More recent example is this reduced picture from www.maximumcompression.com
Last 3 bits are identical, color palette is unrealistically small 4956 colors, while typical photographic picture of that size should have near 300,000 colors. The color data in this image are statistically distributed as text bytes in text documents, which makes text compression algorithms working better than image compression for this picture. The choice is obviously wrong, randomly picked image would be a better choice, but it is used for evaluation of efficiency of image compression for many years.
The corpuses for text categorization look easy and not challenging enough for me. In the 20 newsgroups file 51060 contains words ATHEISM or ATHEIST repeated near 150 times. The corpus is used for programmatic identification of latent topics, and how topic ATHEISM can be latent in in this file? It looks rather as a corpus for testing of key word search.
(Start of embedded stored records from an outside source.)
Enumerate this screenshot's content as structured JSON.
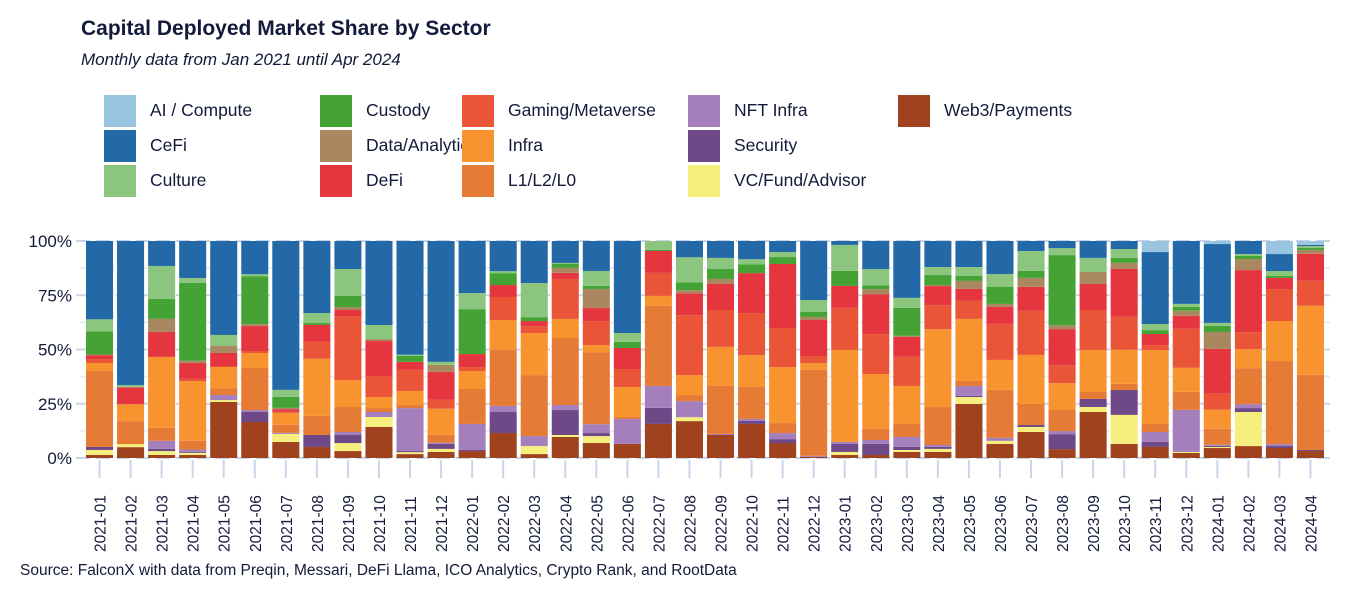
{
  "chart_data": {
    "type": "bar",
    "stacked": true,
    "normalized": true,
    "title": "Capital Deployed Market Share by Sector",
    "subtitle": "Monthly data from Jan 2021 until Apr 2024",
    "xlabel": "",
    "ylabel": "",
    "ylim": [
      0,
      100
    ],
    "yticks": [
      "0%",
      "25%",
      "50%",
      "75%",
      "100%"
    ],
    "ytick_values": [
      0,
      25,
      50,
      75,
      100
    ],
    "grid": true,
    "legend_position": "top",
    "source": "Source: FalconX with data from Preqin, Messari, DeFi Llama, ICO Analytics, Crypto Rank, and RootData",
    "categories": [
      "2021-01",
      "2021-02",
      "2021-03",
      "2021-04",
      "2021-05",
      "2021-06",
      "2021-07",
      "2021-08",
      "2021-09",
      "2021-10",
      "2021-11",
      "2021-12",
      "2022-01",
      "2022-02",
      "2022-03",
      "2022-04",
      "2022-05",
      "2022-06",
      "2022-07",
      "2022-08",
      "2022-09",
      "2022-10",
      "2022-11",
      "2022-12",
      "2023-01",
      "2023-02",
      "2023-03",
      "2023-04",
      "2023-05",
      "2023-06",
      "2023-07",
      "2023-08",
      "2023-09",
      "2023-10",
      "2023-11",
      "2023-12",
      "2024-01",
      "2024-02",
      "2024-03",
      "2024-04"
    ],
    "legend": [
      {
        "name": "AI / Compute",
        "color": "#9ac5e0"
      },
      {
        "name": "CeFi",
        "color": "#2369a8"
      },
      {
        "name": "Culture",
        "color": "#8bc57e"
      },
      {
        "name": "Custody",
        "color": "#45a336"
      },
      {
        "name": "Data/Analytics",
        "color": "#a98860"
      },
      {
        "name": "DeFi",
        "color": "#e5353e"
      },
      {
        "name": "Gaming/Metaverse",
        "color": "#e95536"
      },
      {
        "name": "Infra",
        "color": "#f89430"
      },
      {
        "name": "L1/L2/L0",
        "color": "#e67b35"
      },
      {
        "name": "NFT Infra",
        "color": "#a47fbb"
      },
      {
        "name": "Security",
        "color": "#6e4887"
      },
      {
        "name": "VC/Fund/Advisor",
        "color": "#f6ef7e"
      },
      {
        "name": "Web3/Payments",
        "color": "#a0421e"
      }
    ],
    "series": [
      {
        "name": "Web3/Payments",
        "color": "#a0421e",
        "values": [
          1.4,
          5.0,
          1.4,
          1.4,
          25.8,
          16.6,
          7.4,
          5.1,
          3.2,
          14.3,
          1.8,
          2.8,
          3.2,
          11.5,
          1.8,
          9.7,
          6.9,
          6.5,
          15.7,
          17.0,
          10.6,
          15.7,
          6.9,
          0.5,
          1.4,
          1.4,
          2.8,
          2.8,
          24.9,
          6.5,
          12.0,
          4.1,
          21.2,
          6.5,
          5.1,
          2.3,
          4.6,
          5.5,
          4.6,
          3.2
        ]
      },
      {
        "name": "VC/Fund/Advisor",
        "color": "#f6ef7e",
        "values": [
          2.3,
          1.4,
          1.8,
          1.0,
          0.9,
          0,
          3.7,
          0,
          3.7,
          4.6,
          0.9,
          1.4,
          0,
          0,
          3.7,
          0.9,
          3.2,
          0,
          0,
          1.8,
          0,
          0,
          0,
          0,
          1.4,
          0,
          0.9,
          1.4,
          3.2,
          1.4,
          2.3,
          0,
          2.3,
          13.4,
          0,
          0.5,
          0.5,
          15.7,
          0,
          0
        ]
      },
      {
        "name": "Security",
        "color": "#6e4887",
        "values": [
          1.4,
          0,
          1.0,
          0.5,
          0,
          4.6,
          0,
          5.5,
          3.7,
          0,
          0.5,
          2.3,
          0.5,
          9.7,
          0,
          11.5,
          1.4,
          0,
          7.4,
          0,
          0,
          1.4,
          1.8,
          0,
          3.7,
          5.1,
          1.4,
          0.9,
          0.5,
          0,
          0.9,
          6.9,
          3.7,
          11.5,
          2.3,
          0,
          0.5,
          1.8,
          0.9,
          0.5
        ]
      },
      {
        "name": "NFT Infra",
        "color": "#a47fbb",
        "values": [
          0,
          0,
          3.7,
          1.0,
          2.3,
          0.9,
          0.5,
          0,
          1.4,
          2.3,
          19.8,
          0.5,
          12.0,
          2.8,
          4.6,
          2.3,
          4.1,
          11.5,
          10.1,
          7.4,
          0.5,
          0.9,
          2.8,
          0.5,
          0.9,
          1.8,
          4.6,
          0.9,
          4.6,
          1.4,
          0,
          1.4,
          0,
          0,
          4.6,
          19.4,
          0.5,
          1.8,
          0.9,
          0
        ]
      },
      {
        "name": "L1/L2/L0",
        "color": "#e67b35",
        "values": [
          35.0,
          10.6,
          6.0,
          4.1,
          3.2,
          19.4,
          3.7,
          8.8,
          11.5,
          1.8,
          1.4,
          3.7,
          16.1,
          25.8,
          28.1,
          30.9,
          33.2,
          0.9,
          36.9,
          2.8,
          22.1,
          14.7,
          4.6,
          39.6,
          0,
          5.1,
          6.0,
          17.5,
          2.3,
          22.1,
          9.7,
          9.7,
          3.2,
          2.8,
          3.7,
          8.3,
          7.4,
          16.6,
          38.2,
          34.6
        ]
      },
      {
        "name": "Infra",
        "color": "#f89430",
        "values": [
          3.7,
          7.8,
          32.7,
          27.6,
          9.7,
          6.9,
          5.5,
          26.3,
          12.4,
          5.1,
          6.5,
          12.0,
          8.3,
          13.8,
          19.4,
          8.8,
          3.2,
          13.8,
          4.6,
          9.2,
          18.0,
          14.7,
          25.8,
          3.2,
          42.4,
          25.3,
          17.5,
          35.9,
          28.6,
          13.8,
          22.6,
          12.4,
          19.4,
          15.7,
          34.1,
          11.1,
          8.8,
          8.8,
          18.4,
          31.8
        ]
      },
      {
        "name": "Gaming/Metaverse",
        "color": "#e95536",
        "values": [
          1.8,
          0,
          0,
          1.0,
          0.5,
          0.9,
          0.5,
          7.8,
          29.5,
          9.7,
          9.7,
          4.1,
          1.8,
          10.6,
          3.2,
          18.4,
          11.1,
          8.3,
          10.6,
          27.6,
          17.0,
          19.4,
          18.0,
          3.2,
          19.4,
          18.4,
          13.4,
          11.1,
          8.3,
          16.6,
          20.3,
          8.3,
          18.4,
          15.2,
          2.3,
          18.0,
          7.4,
          7.8,
          14.7,
          11.5
        ]
      },
      {
        "name": "DeFi",
        "color": "#e5353e",
        "values": [
          1.8,
          7.8,
          11.5,
          7.4,
          6.0,
          11.5,
          1.2,
          7.8,
          2.8,
          16.1,
          3.7,
          12.9,
          6.0,
          5.5,
          2.3,
          2.8,
          6.0,
          9.7,
          10.1,
          10.1,
          12.0,
          18.4,
          29.5,
          16.6,
          10.1,
          18.4,
          9.2,
          8.8,
          5.5,
          7.8,
          11.1,
          16.6,
          12.0,
          22.1,
          5.1,
          6.0,
          20.7,
          28.6,
          5.1,
          12.4
        ]
      },
      {
        "name": "Data/Analytics",
        "color": "#a98860",
        "values": [
          0.3,
          0,
          6.0,
          1.0,
          3.2,
          0.9,
          0.6,
          0,
          1.4,
          0.9,
          0,
          3.2,
          0,
          0,
          0,
          2.3,
          8.8,
          0,
          0,
          1.4,
          2.3,
          0,
          0,
          1.4,
          0,
          2.3,
          0.5,
          0.5,
          3.7,
          1.4,
          4.1,
          1.8,
          5.5,
          2.8,
          0,
          2.3,
          7.8,
          5.1,
          0,
          1.8
        ]
      },
      {
        "name": "Custody",
        "color": "#45a336",
        "values": [
          10.7,
          0,
          9.2,
          36.0,
          0,
          22.1,
          5.1,
          0.9,
          5.1,
          0,
          2.8,
          0,
          20.7,
          5.5,
          1.8,
          1.8,
          1.4,
          2.8,
          0.5,
          3.7,
          4.6,
          4.1,
          3.2,
          2.3,
          6.9,
          1.8,
          12.9,
          4.6,
          2.3,
          7.8,
          3.2,
          32.3,
          0,
          2.3,
          1.8,
          1.8,
          2.8,
          1.4,
          0.9,
          0.9
        ]
      },
      {
        "name": "Culture",
        "color": "#8bc57e",
        "values": [
          5.5,
          1.0,
          15.2,
          2.3,
          5.1,
          0.9,
          3.2,
          4.6,
          12.4,
          6.5,
          0.5,
          1.4,
          7.4,
          0.9,
          15.7,
          0.5,
          6.9,
          4.1,
          4.1,
          11.5,
          5.1,
          2.3,
          2.3,
          5.5,
          12.0,
          7.4,
          4.6,
          3.7,
          4.1,
          6.0,
          9.2,
          3.2,
          6.5,
          4.1,
          2.8,
          1.4,
          1.4,
          0.9,
          2.3,
          0.9
        ]
      },
      {
        "name": "CeFi",
        "color": "#2369a8",
        "values": [
          36.1,
          66.4,
          11.5,
          17.1,
          43.3,
          15.3,
          68.6,
          33.2,
          12.9,
          38.7,
          52.4,
          55.7,
          24.0,
          13.9,
          19.4,
          10.1,
          13.8,
          42.4,
          0,
          7.5,
          7.8,
          8.4,
          5.1,
          27.2,
          1.8,
          13.0,
          26.2,
          12.0,
          12.0,
          15.2,
          4.6,
          3.3,
          7.8,
          3.7,
          33.2,
          29.0,
          36.4,
          6.0,
          7.8,
          0.5
        ]
      },
      {
        "name": "AI / Compute",
        "color": "#9ac5e0",
        "values": [
          0,
          0,
          0,
          0,
          0,
          0,
          0,
          0,
          0,
          0,
          0,
          0,
          0,
          0,
          0,
          0,
          0,
          0,
          0,
          0,
          0,
          0,
          0,
          0,
          0,
          0,
          0,
          0,
          0,
          0,
          0,
          0,
          0,
          0,
          5.1,
          0,
          1.4,
          0,
          6.0,
          1.8
        ]
      }
    ]
  }
}
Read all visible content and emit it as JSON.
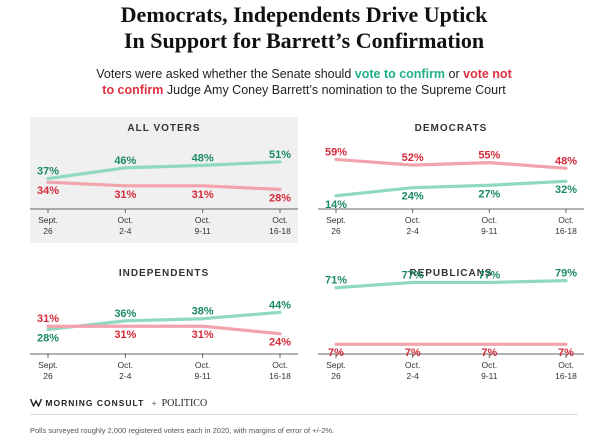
{
  "title_line1": "Democrats, Independents Drive Uptick",
  "title_line2": "In Support for Barrett’s Confirmation",
  "subtitle": {
    "part1": "Voters were asked whether the Senate should ",
    "confirm": "vote to confirm",
    "part2": " or ",
    "not_confirm_a": "vote not",
    "not_confirm_b": "to confirm",
    "part3": " Judge Amy Coney Barrett’s nomination to the Supreme Court"
  },
  "colors": {
    "confirm": "#1fae88",
    "not_confirm": "#e0303f",
    "confirm_line": "#8fd9c2",
    "not_confirm_line": "#f2a3ab",
    "confirm_label": "#1c8a68",
    "not_confirm_label": "#d42a3a"
  },
  "chart_data": [
    {
      "type": "line",
      "title": "ALL VOTERS",
      "shaded": true,
      "x": [
        [
          "Sept.",
          "26"
        ],
        [
          "Oct.",
          "2-4"
        ],
        [
          "Oct.",
          "9-11"
        ],
        [
          "Oct.",
          "16-18"
        ]
      ],
      "series": [
        {
          "key": "confirm",
          "values": [
            37,
            46,
            48,
            51
          ],
          "labels": [
            "37%",
            "46%",
            "48%",
            "51%"
          ]
        },
        {
          "key": "not_confirm",
          "values": [
            34,
            31,
            31,
            28
          ],
          "labels": [
            "34%",
            "31%",
            "31%",
            "28%"
          ]
        }
      ]
    },
    {
      "type": "line",
      "title": "DEMOCRATS",
      "shaded": false,
      "x": [
        [
          "Sept.",
          "26"
        ],
        [
          "Oct.",
          "2-4"
        ],
        [
          "Oct.",
          "9-11"
        ],
        [
          "Oct.",
          "16-18"
        ]
      ],
      "series": [
        {
          "key": "confirm",
          "values": [
            14,
            24,
            27,
            32
          ],
          "labels": [
            "14%",
            "24%",
            "27%",
            "32%"
          ]
        },
        {
          "key": "not_confirm",
          "values": [
            59,
            52,
            55,
            48
          ],
          "labels": [
            "59%",
            "52%",
            "55%",
            "48%"
          ]
        }
      ]
    },
    {
      "type": "line",
      "title": "INDEPENDENTS",
      "shaded": false,
      "x": [
        [
          "Sept.",
          "26"
        ],
        [
          "Oct.",
          "2-4"
        ],
        [
          "Oct.",
          "9-11"
        ],
        [
          "Oct.",
          "16-18"
        ]
      ],
      "series": [
        {
          "key": "confirm",
          "values": [
            28,
            36,
            38,
            44
          ],
          "labels": [
            "28%",
            "36%",
            "38%",
            "44%"
          ]
        },
        {
          "key": "not_confirm",
          "values": [
            31,
            31,
            31,
            24
          ],
          "labels": [
            "31%",
            "31%",
            "31%",
            "24%"
          ]
        }
      ]
    },
    {
      "type": "line",
      "title": "REPUBLICANS",
      "shaded": false,
      "x": [
        [
          "Sept.",
          "26"
        ],
        [
          "Oct.",
          "2-4"
        ],
        [
          "Oct.",
          "9-11"
        ],
        [
          "Oct.",
          "16-18"
        ]
      ],
      "series": [
        {
          "key": "confirm",
          "values": [
            71,
            77,
            77,
            79
          ],
          "labels": [
            "71%",
            "77%",
            "77%",
            "79%"
          ]
        },
        {
          "key": "not_confirm",
          "values": [
            7,
            7,
            7,
            7
          ],
          "labels": [
            "7%",
            "7%",
            "7%",
            "7%"
          ]
        }
      ]
    }
  ],
  "brand": {
    "left": "MORNING CONSULT",
    "sep": "+",
    "right": "POLITICO"
  },
  "note": "Polls surveyed roughly 2,000 registered voters each in 2020, with margins of error of +/-2%."
}
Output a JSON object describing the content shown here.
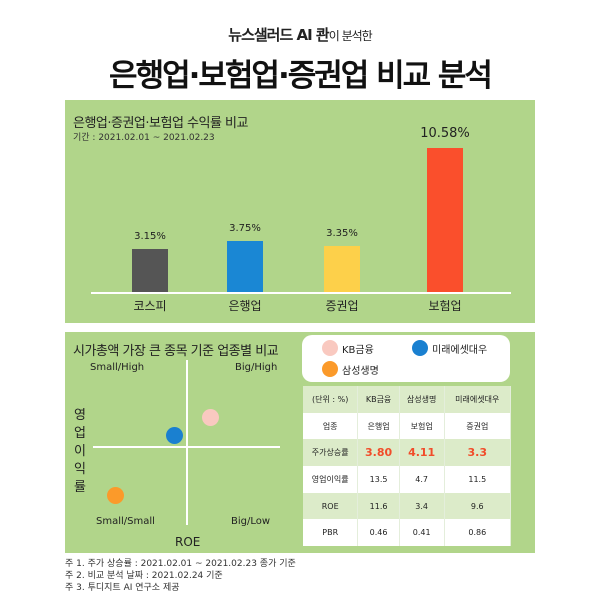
{
  "header": {
    "subtitle_main": "뉴스샐러드 AI 콴",
    "subtitle_rest": "이 분석한",
    "title": "은행업·보험업·증권업 비교 분석"
  },
  "colors": {
    "panel": "#b1d58a",
    "kospi": "#555555",
    "bank": "#1a87d4",
    "securities": "#fdd04a",
    "insurance": "#fa4f2c",
    "kb": "#f9c9c0",
    "mirae": "#1a80d0",
    "samsung": "#fb9a2a",
    "highlight": "#f14c2a"
  },
  "chart_data": {
    "type": "bar",
    "title": "은행업·증권업·보험업 수익률 비교",
    "subtitle": "기간 : 2021.02.01 ~ 2021.02.23",
    "categories": [
      "코스피",
      "은행업",
      "증권업",
      "보험업"
    ],
    "values": [
      3.15,
      3.75,
      3.35,
      10.58
    ],
    "data_labels": [
      "3.15%",
      "3.75%",
      "3.35%",
      "10.58%"
    ],
    "ylim": [
      0,
      10.58
    ],
    "grid": false
  },
  "scatter": {
    "title": "시가총액 가장 큰 종목 기준 업종별 비교",
    "xlabel": "ROE",
    "ylabel": "영업이익률",
    "quadrants": [
      "Small/High",
      "Big/High",
      "Small/Small",
      "Big/Low"
    ]
  },
  "legend": [
    {
      "label": "KB금융"
    },
    {
      "label": "미래에셋대우"
    },
    {
      "label": "삼성생명"
    }
  ],
  "table": {
    "header": [
      "(단위 : %)",
      "KB금융",
      "삼성생명",
      "미래에셋대우"
    ],
    "rows": [
      [
        "업종",
        "은행업",
        "보험업",
        "증권업"
      ],
      [
        "주가상승률",
        "3.80",
        "4.11",
        "3.3"
      ],
      [
        "영업이익률",
        "13.5",
        "4.7",
        "11.5"
      ],
      [
        "ROE",
        "11.6",
        "3.4",
        "9.6"
      ],
      [
        "PBR",
        "0.46",
        "0.41",
        "0.86"
      ]
    ]
  },
  "notes": [
    "주 1. 주가 상승률 : 2021.02.01 ~ 2021.02.23 종가 기준",
    "주 2. 비교 분석 날짜 : 2021.02.24 기준",
    "주 3. 투디지트 AI 연구소 제공"
  ]
}
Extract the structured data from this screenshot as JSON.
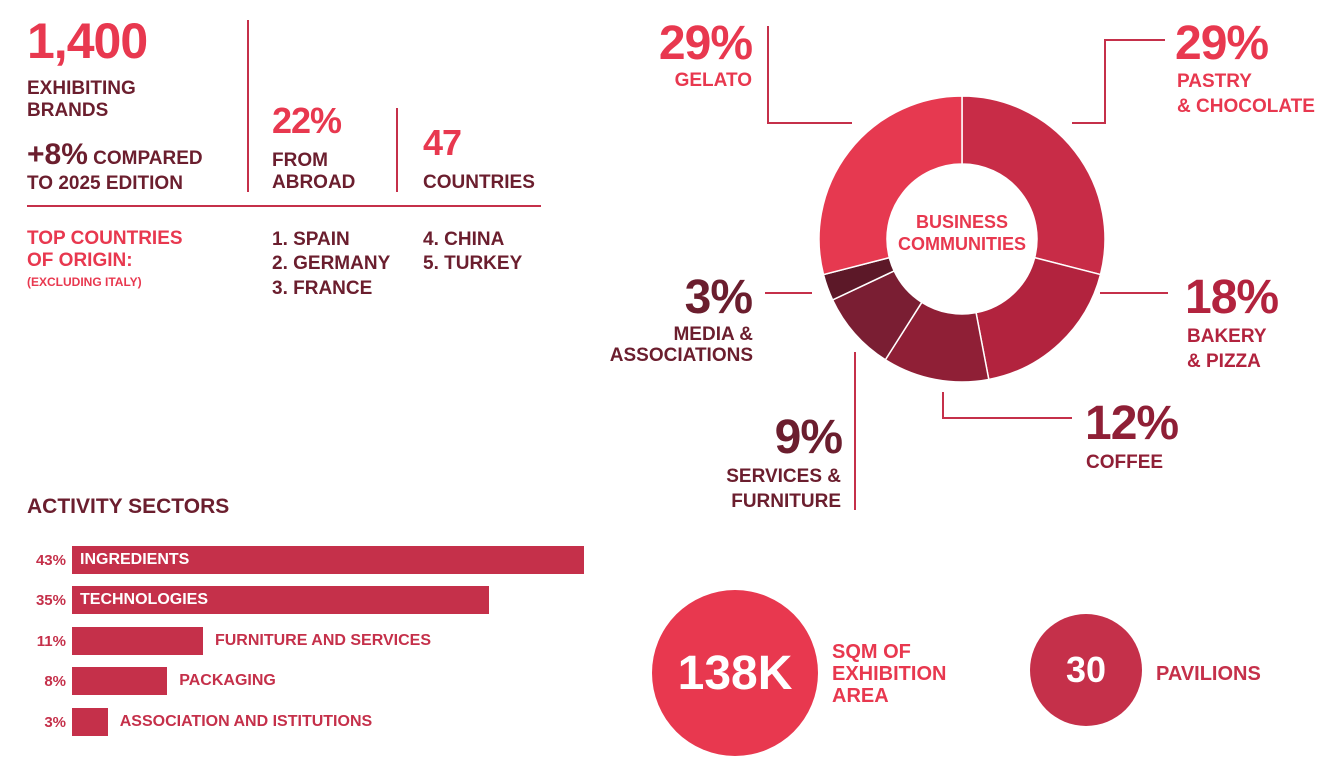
{
  "brands": {
    "value": "1,400",
    "label_line1": "EXHIBITING",
    "label_line2": "BRANDS",
    "growth": "+8%",
    "growth_text1": "COMPARED",
    "growth_text2": "TO 2025 EDITION"
  },
  "abroad": {
    "value": "22%",
    "line1": "FROM",
    "line2": "ABROAD"
  },
  "countries": {
    "value": "47",
    "label": "COUNTRIES"
  },
  "top_countries": {
    "title_line1": "TOP COUNTRIES",
    "title_line2": "OF ORIGIN:",
    "note": "(EXCLUDING ITALY)",
    "col1": [
      "1. SPAIN",
      "2. GERMANY",
      "3. FRANCE"
    ],
    "col2": [
      "4. CHINA",
      "5. TURKEY"
    ]
  },
  "donut_center": {
    "line1": "BUSINESS",
    "line2": "COMMUNITIES"
  },
  "colors": {
    "accent": "#e8384f",
    "rose": "#c5304a",
    "dark": "#6b1e2e"
  },
  "chart_data": [
    {
      "type": "pie",
      "title": "BUSINESS COMMUNITIES",
      "slices": [
        {
          "pct": "29%",
          "value": 29,
          "l1": "PASTRY",
          "l2": "& CHOCOLATE",
          "color": "#c82c47"
        },
        {
          "pct": "18%",
          "value": 18,
          "l1": "BAKERY",
          "l2": "& PIZZA",
          "color": "#b2233e"
        },
        {
          "pct": "12%",
          "value": 12,
          "l1": "COFFEE",
          "l2": "",
          "color": "#8f1f36"
        },
        {
          "pct": "9%",
          "value": 9,
          "l1": "SERVICES &",
          "l2": "FURNITURE",
          "color": "#7a1e33"
        },
        {
          "pct": "3%",
          "value": 3,
          "l1": "MEDIA &",
          "l2": "ASSOCIATIONS",
          "color": "#5c1828"
        },
        {
          "pct": "29%",
          "value": 29,
          "l1": "GELATO",
          "l2": "",
          "color": "#e63950"
        }
      ]
    },
    {
      "type": "bar",
      "title": "ACTIVITY SECTORS",
      "categories": [
        "INGREDIENTS",
        "TECHNOLOGIES",
        "FURNITURE AND SERVICES",
        "PACKAGING",
        "ASSOCIATION AND ISTITUTIONS"
      ],
      "labels": [
        "43%",
        "35%",
        "11%",
        "8%",
        "3%"
      ],
      "values": [
        43,
        35,
        11,
        8,
        3
      ]
    }
  ],
  "area": {
    "value": "138K",
    "l1": "SQM OF",
    "l2": "EXHIBITION",
    "l3": "AREA"
  },
  "pavilions": {
    "value": "30",
    "label": "PAVILIONS"
  }
}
My document corpus is set of technical descriptions of published and granted patents. All patents are assigned a class. This class is assigned to a patent after very careful and timely expertise by a patent examiner, who is an expert in the field. It also may have sub-class and be very close to another class, which makes recognition of the category not that simple. The suggested corpus is small, 128 documents consisting of 8 categories (16 documents in each). All patents are public, so there is no problem with copying and using. Texts in files do not contain the classes or information about inventors or attorneys. There is nothing in the file that can tip about the category besides technical terminology. Although I did not conduct such experiment, but I presume that engineers, familiar with most of 8 industries, used in the CORPUS, will not be able to categorize these documents manually with precision better than 70 percent. Probably USPTO examiner will show better result. The corpus can be downloaded from the link at the top. The structure is very simple. 128 files in a single directory. Each file name, such as C399P7460809.txt, starts from letter C followed by class number, then letter P followed by a patent number. The tested software gets the name of directory, enumerates files and sorts them into categories. After categorization the names of the files in each category can be used for evaluation of precision, which is very convenient for producing an automatic report of accuracy. Needless to say that this corpus is free redistributable because it is public information.
There are some large data corpuses that may be good for testing the performance but not accuracy. For example, publicly available Enron e-mail set. Due to large size it can be used to verify if the program can achieve certain categorization for the reasonable time, but how the accuracy can be estimated. On that reason patents can be used for accuracy test, because they are categorized manually during an examination that lasted several years.